London 01/03/2013 - Base metals sold off on the LME on Friday morning when sentiment took multiple blows from largely disappointing economic figures in a data-heavy day.
Many metals have sunk to multi-month lows, triggering stops on the move down
“A slew of poor economic data has taken its toll on prices, with major support areas giving way,” a trader said. “Technical sales will now feature, as prices look to find new support levels.”
“We expect the base metals to remain under pressure while the market adjusts after having become too optimistic in recent months,” FastMarkets analyst William Adams added.
The EU CPI flash estimate and the unemployment rate both disappointed at 1.8 percent and 11.9 percent respectively. The Italian preliminary CPI undershot at 0.1 percent, while the Italian unemployment rate increased 11.2 percent quarter on quarter and 11.7 percent month on month, which added to growing concerns about the country’s stability.
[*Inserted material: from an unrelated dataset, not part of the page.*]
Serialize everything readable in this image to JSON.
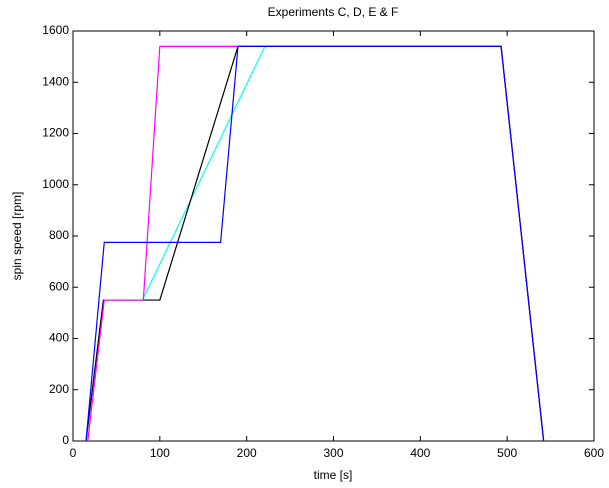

The euro was last at a soft 1.3048 against the dollar.
Chinese HSBC manufacturing data also missed forecasts earlier and its manufacturing PMI fell to 50.1 in February from 50.4 in January. The comparative HSBC number, however, came in on expectations at 50.4.
“We believe that the Chinese economy remains on the road to recovery and will lend buoyancy to metal prices again in the medium term,” Commerzbank said. “In the short term, the pressure on metal prices could abate if the ISM index in the US does not fall as sharply as expected this afternoon. After all, a number of regional indices have proved to be surprisingly positive of late.”
Core PCE numbers, personal spending and the revised University of Michigan numbers are due from the US later as well as personal spending and income, consumer sentiment and inflation expectations, construction spending and total vehicle sales.
TECHNICAL SELLING PULLS DOWN PRICES
Copper bottomed out at $7,658.50, its weakest since November 13, and was last at $7,690 per tonne, down $125 on the previous day’s close. Volumes are exceptional, with 16,300 lots changing hands on Select by 11:00 GMT.
In stocks, inventories rose for the 12th consecutive day, up a net 12,650 tonnes at 458,775 tonnes, the highest since October 10, 2011. Johor stocks rose 6,825 tonnes to 75,425 tonnes and Antwerp rose 4,825 tonnes; there were smaller increases in New Orleans and Johor.
“Still rising copper stocks are weighing on prices. Copper stocks registered on the Shanghai Futures Exchange climbed by 18,500 tonnes to a good 226,000 tonnes this week, bringing them to almost the same level as the record high they achieved a year ago,” Commerzbank said.
Aluminium slumped to its softest since November 23 at $1,962 and was last at $1,967, down $44 or 2.2 percent after a 10,500-tonne jump in inventories to 5,172,550 tonnes, once again due to increases in Vlissingen. Stocks in this location rose 15,375 tonnes to 1,599,700 tonnes. Cancelled warrants were also higher, up 17,900 tonnes at 1,930,850 tonnes.
Traders said that further technical selling in aluminium is expected in the coming days because longer-term models will now be active.
Zinc was last at $2,025, a $40 decline - the metal has been hit by technical selling all week, with 8,760 lots changing hands on Select so far this morning. Stock moves added to the metal’s woe - these rose 4,650 tonnes to 1,200,050 tonnes after 4,075 tonnes entered New Orleans and Antwerp received 650 tonnes.
Lead at $2,232 was down $49 - stocks and cancelled warrants both fell 50 tonnes to 287,225 tonnes and 149,550 tonnes respectively. Nickel at $16,438 was $167 lower after stocks jumped 1,572 tonnes to 159,552 tonnes, the highest since March 10, 2010. But cancelled warrants climbed 2,250 tonnes to 25,218 tonnes, a new all-time high.
Tin was last at $22,990, down $410. Stocks fell 25 tonnes to 13,575 tonnes and cancelled warrants rose 25 tonnes to 2,410 tonnes.
Steel closed at just $255/265 yesterday and last offered but not bid at $330, while inventories were unchanged yet again. Cobalt was indicated at $25,000/25,750 and molybdenum was offered at $24,700.